La dinamita del Mundial

El hat-trick de Dembélé coloca a los ‘Cuatro Fantásticos’ de Francia como el más peligroso de todo el Mundial. Mbappé, Olise y Ousmane avisan al mundo

Eduardo Burgos Rodríguez
As
No hay otro equipo en el mundo como Francia. Meten miedo y van volando a otra final del Mundial, la tercera consecutiva desde que ganaran en Rusia 2018. Didier Deschamps ha conseguido lo imposible, que Kylian Mbappé, Michael Olise y Ousmane Dembélé se entiendan en el campo. Es el mejor ataque del torneo. El más enchufado y el que más peligro crea entre el resto de participantes. Un terror azul que apunta a lo más alto.

Les apodan el ‘Big Three’ y no por nada. Son ya ocho goles los que han producido de los 10 que ha marcado Francia en la fase de grupos. Se buscan, se complementan y tienen su espacio en el ataque. No compiten entre ellos, son un equipo hecho en la gran favorita para, como mínimo, llegar a la final del próximo 19 de julio.

La bestia, el mago y la estrella

El partido contra Noruega era el más esperado por todos, pero el Haaland contra Mbappé se acabó convirtiendo en el show de Dembélé.
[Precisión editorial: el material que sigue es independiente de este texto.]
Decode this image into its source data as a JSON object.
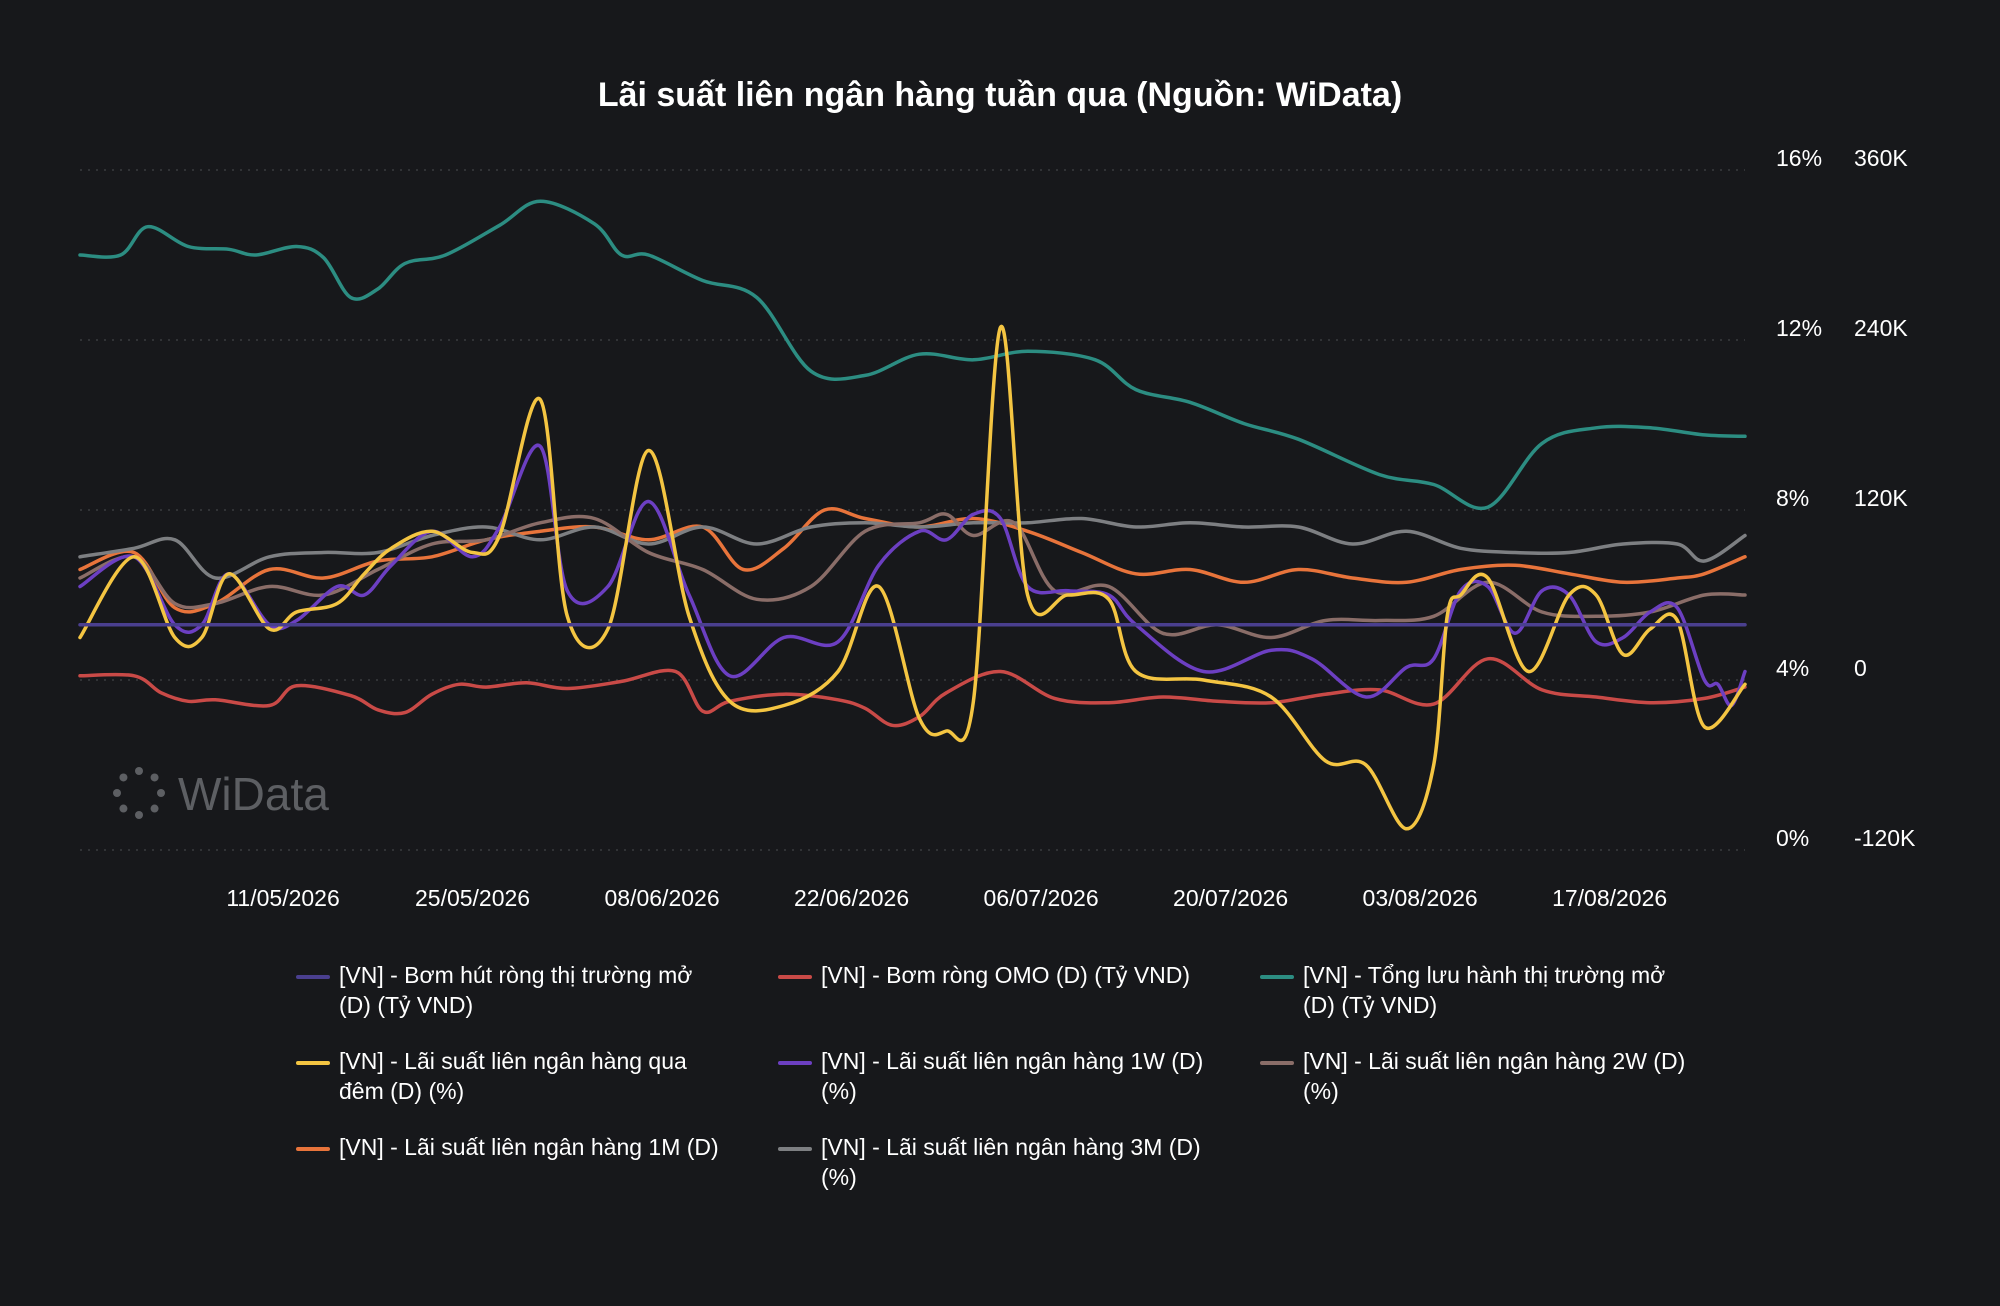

Media hora le bastó para finiquitar el partido con un hat-trick, el segundo más rápido de la historia de los Mundiales, solo por detrás del austriaco Erich Probst contra Checoslovaquia en 1954 (24 minutos). Escorado a la banda porque el delantero es ‘Kiki’, le costó ser el mismo jugador que en el PSG. El mundo dudó; él, no. Nunca lo hizo. Son cuatro los goles y una asistencia con las que se despide de esta primera fase, solo superado por Mbappé, con una asistencia más en su casillero.

El de Bondy, acostumbrado a marcar, no tuvo su partido más sobresaliente -quizá porque tiene malacostumbrado al mundo-, pero aún así se despidió con un doblete de asistencias. Puede que se haya alejado de la carrera por la Bota de Oro y de ser el máximo goleador de la historia de la competición, pero tiene tiempo para ponerse al día. Según SofaScore, tiene un promedio de tantos de 2.28 por partido y convierte el 25% de sus tiros realizados, el más alto de entre todos los atacantes de la competición.

Pero los goles no llegan sin un gran pasador y ahí Michale Olise es donde da la talla. Fue el máximo creador de juego de la temporada en Europa y en Francia va camino de lo mismo. Son cuatro sus asistencias en el torneo, el líder en esta tabla. Por el centro ha encontrado su acomodo perfecto. El juego de Francia fluye por sus piernas y, por ende, el peligro. Con Mbappé dibuja la jugada que mejor define a esta Francia: pase filtrado a la espalda de la zaga para aprovechar la velocidad punta del diez. Senegal e Irak lo sufrieron y ahora Suecia deberá buscar la manera de evitarles.